HOŞGELDİNİZ! BUGÜN 03 KASIM 2025, PAZARTESİ

Tahsin Becan: “YOKSULLUK KURUMSALLAŞTI”

15.07.2023 16:45
Tahsin Becan: “YOKSULLUK KURUMSALLAŞTI”
Tahsin Becan: “YOKSULLUK KURUMSALLAŞTI”
CHP Yalova Milletvekili Tahsin Becan, dramatik boyutlara ulaşan ekonomik buhranı Meclis gündemine taşıdı. Aile ve Sosyal Hizmetler Bakanlığı tarafından açıklanan "Aile Destek Programı" verilerine göre Türkiye'de maddi yardım yapılan hane sayısının 4 milyona dayandığını belirten Becan, ülke ekonomisinin şah damarı olarak nitelendirilen Doğu Marmara bölgesinde her 25 kişiden 4'ünün yoksullukla boğuştuğunu kaydetti.

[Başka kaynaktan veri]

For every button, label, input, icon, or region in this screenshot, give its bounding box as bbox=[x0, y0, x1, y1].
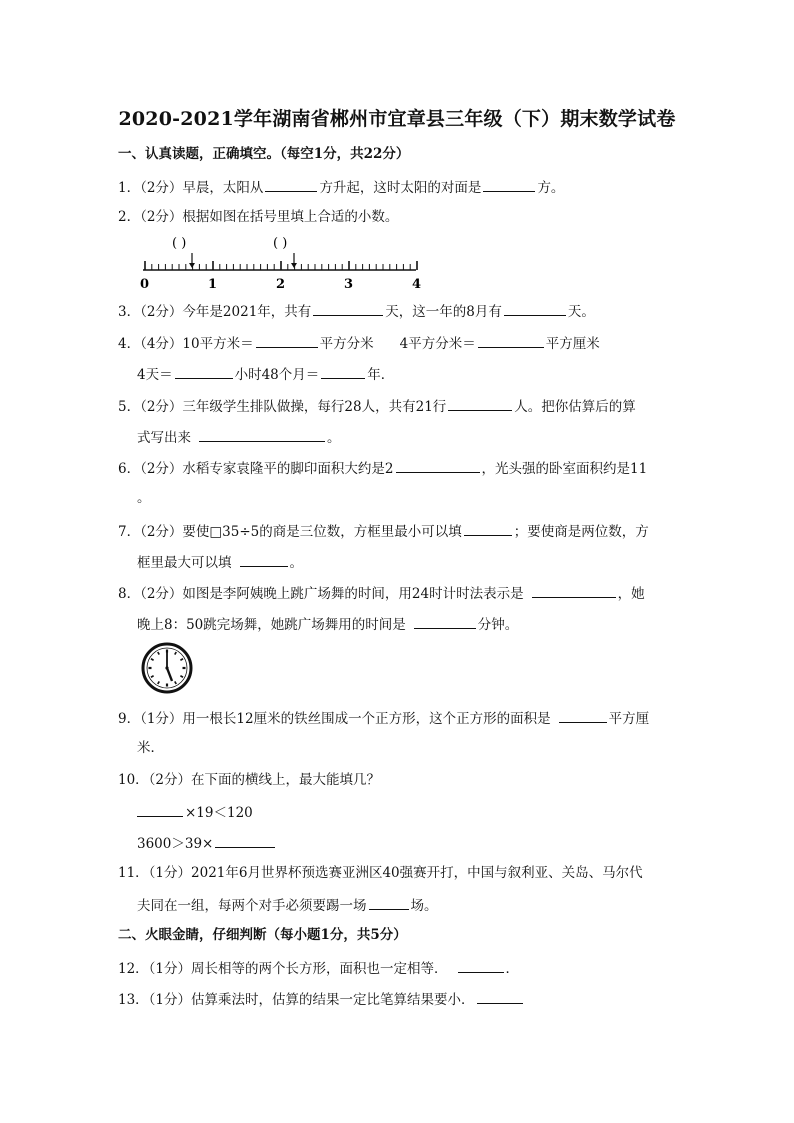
question-1 bbox=[118, 177, 564, 197]
question-8 bbox=[118, 583, 645, 603]
answer-blank[interactable] bbox=[265, 177, 317, 192]
question-7-line-2 bbox=[137, 552, 303, 572]
clock-center bbox=[165, 666, 168, 669]
question-8-line-2 bbox=[137, 614, 518, 634]
question-text: 7．（2分）要使□35÷5的商是三位数，方框里最小可以填 bbox=[118, 524, 462, 540]
tick-label-2: 2 bbox=[276, 277, 286, 292]
answer-blank[interactable] bbox=[256, 333, 318, 348]
question-10 bbox=[118, 771, 380, 789]
question-text: 1．（2分）早晨，太阳从 bbox=[118, 180, 264, 196]
question-11-line-2 bbox=[137, 895, 438, 915]
question-3 bbox=[118, 301, 595, 321]
question-text: ×19＜120 bbox=[185, 805, 253, 821]
arrow-2-head bbox=[291, 263, 297, 268]
question-13 bbox=[118, 989, 525, 1009]
question-text: 2．（2分）根据如图在括号里填上合适的小数。 bbox=[118, 209, 399, 225]
question-11 bbox=[118, 864, 643, 882]
answer-blank[interactable] bbox=[137, 802, 183, 817]
number-line-figure bbox=[135, 232, 425, 292]
answer-blank[interactable] bbox=[199, 427, 325, 442]
question-text: 分钟。 bbox=[477, 617, 519, 633]
question-7 bbox=[118, 521, 649, 541]
tick-label-3: 3 bbox=[344, 277, 354, 292]
question-text: 平方厘 bbox=[608, 711, 650, 727]
question-text: 9．（1分）用一根长12厘米的铁丝围成一个正方形，这个正方形的面积是 bbox=[118, 711, 551, 727]
question-text: 4平方分米＝ bbox=[399, 336, 476, 352]
answer-blank[interactable] bbox=[504, 301, 566, 316]
question-text: 小时48个月＝ bbox=[234, 367, 320, 383]
question-text: 4天＝ bbox=[137, 367, 173, 383]
question-text: 平方分米 bbox=[319, 336, 374, 352]
question-4-line-2 bbox=[137, 364, 394, 384]
question-text: 方。 bbox=[537, 180, 565, 196]
question-text: 13．（1分）估算乘法时，估算的结果一定比笔算结果要小． bbox=[118, 992, 475, 1008]
question-text: ，她 bbox=[617, 586, 645, 602]
question-text: 平方厘米 bbox=[545, 336, 600, 352]
answer-blank[interactable] bbox=[414, 614, 476, 629]
answer-blank[interactable] bbox=[396, 458, 480, 473]
question-text: 框里最大可以填 bbox=[137, 555, 232, 571]
question-text: 方升起，这时太阳的对面是 bbox=[319, 180, 482, 196]
question-5-line-2 bbox=[137, 427, 341, 447]
answer-blank[interactable] bbox=[215, 833, 275, 848]
question-text: ． bbox=[505, 961, 520, 977]
answer-blank[interactable] bbox=[464, 521, 512, 536]
question-4 bbox=[118, 333, 600, 353]
question-text: 。 bbox=[327, 430, 341, 446]
question-text: 年． bbox=[367, 367, 395, 383]
question-text: 12．（1分）周长相等的两个长方形，面积也一定相等． bbox=[118, 961, 448, 977]
question-text: 天。 bbox=[567, 304, 595, 320]
question-text: 晚上8：50跳完场舞，她跳广场舞用的时间是 bbox=[137, 617, 406, 633]
answer-blank[interactable] bbox=[458, 958, 504, 973]
answer-blank[interactable] bbox=[478, 333, 544, 348]
answer-blank[interactable] bbox=[321, 364, 365, 379]
question-12 bbox=[118, 958, 519, 978]
answer-blank[interactable] bbox=[240, 552, 288, 567]
answer-blank[interactable] bbox=[448, 396, 512, 411]
tick-label-1: 1 bbox=[208, 277, 218, 292]
question-text: ；要使商是两位数，方 bbox=[513, 524, 649, 540]
question-6-line-2 bbox=[137, 489, 151, 507]
question-text: 8．（2分）如图是李阿姨晚上跳广场舞的时间，用24时计时法表示是 bbox=[118, 586, 524, 602]
number-line-ticks bbox=[145, 261, 417, 270]
question-6 bbox=[118, 458, 647, 478]
arrow-1-head bbox=[189, 263, 195, 268]
answer-blank[interactable] bbox=[477, 989, 523, 1004]
question-text: 天，这一年的8月有 bbox=[385, 304, 502, 320]
question-text: 6．（2分）水稻专家袁隆平的脚印面积大约是2 bbox=[118, 461, 394, 477]
question-text: 式写出来 bbox=[137, 430, 191, 446]
question-text: 夫同在一组，每两个对手必须要踢一场 bbox=[137, 898, 367, 914]
answer-blank[interactable] bbox=[483, 177, 535, 192]
question-text: 5．（2分）三年级学生排队做操，每行28人，共有21行 bbox=[118, 399, 447, 415]
question-10-line-2 bbox=[137, 802, 253, 822]
section-heading-judgement: 二、火眼金睛，仔细判断（每小题1分，共5分） bbox=[118, 927, 407, 943]
question-9-line-2 bbox=[137, 739, 164, 757]
answer-blank[interactable] bbox=[532, 583, 616, 598]
question-text: 3．（2分）今年是2021年，共有 bbox=[118, 304, 312, 320]
answer-bracket-2[interactable]: ( ) bbox=[273, 236, 288, 251]
question-text: 。 bbox=[289, 555, 303, 571]
page-title: 2020-2021学年湖南省郴州市宜章县三年级（下）期末数学试卷 bbox=[118, 108, 676, 130]
question-10-line-3 bbox=[137, 833, 277, 853]
answer-blank[interactable] bbox=[369, 895, 409, 910]
question-text: 。 bbox=[137, 490, 151, 506]
question-text: 人。把你估算后的算 bbox=[514, 399, 636, 415]
question-text: 10．（2分）在下面的横线上，最大能填几？ bbox=[118, 772, 381, 788]
tick-label-4: 4 bbox=[412, 277, 422, 292]
question-text: 场。 bbox=[410, 898, 438, 914]
tick-label-0: 0 bbox=[140, 277, 150, 292]
clock-figure bbox=[138, 642, 196, 694]
question-9 bbox=[118, 708, 649, 728]
answer-blank[interactable] bbox=[313, 301, 383, 316]
question-text: 4．（4分）10平方米＝ bbox=[118, 336, 254, 352]
question-text: 3600＞39× bbox=[137, 836, 214, 852]
question-text: 米． bbox=[137, 740, 164, 756]
section-heading-fill-in: 一、认真读题，正确填空。（每空1分，共22分） bbox=[118, 146, 410, 162]
answer-blank[interactable] bbox=[559, 708, 607, 723]
question-5 bbox=[118, 396, 636, 416]
question-text: ，光头强的卧室面积约是11 bbox=[481, 461, 648, 477]
answer-blank[interactable] bbox=[175, 364, 233, 379]
answer-bracket-1[interactable]: ( ) bbox=[172, 236, 187, 251]
question-text: 11．（1分）2021年6月世界杯预选赛亚洲区40强赛开打，中国与叙利亚、关岛、马尔代 bbox=[118, 865, 643, 881]
question-2 bbox=[118, 208, 398, 226]
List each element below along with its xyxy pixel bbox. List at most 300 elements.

Aile ve Sosyal Hizmetler Bakanı Mahinur Özdemir Göktaş'ın yanıtlaması istemiyle soru önergesi veren CHP'li Tahsin Becan, "Yoksulluk krizi derinleştikçe, maddi yardımla ayakta kalabilen ihtiyaç sahibi hanelerin sayısı hızla artıyor. Yalova'nın da içinde yer aldığı Kocaeli, Sakarya, Düzce, Bolu illerini kapsayan Doğu Marmara Bölgesi'nde 2014 yılında 539 bin olan yoksul yurttaşlarımızın sayısı geride kalan 8 yıl içerisinde yüzde 24 artarak 669 bine yükseldi. İktidarın 'sürdürülebilir fakirlik' politikası nedeniyle yoksulluk kurumsallaştı" dedi.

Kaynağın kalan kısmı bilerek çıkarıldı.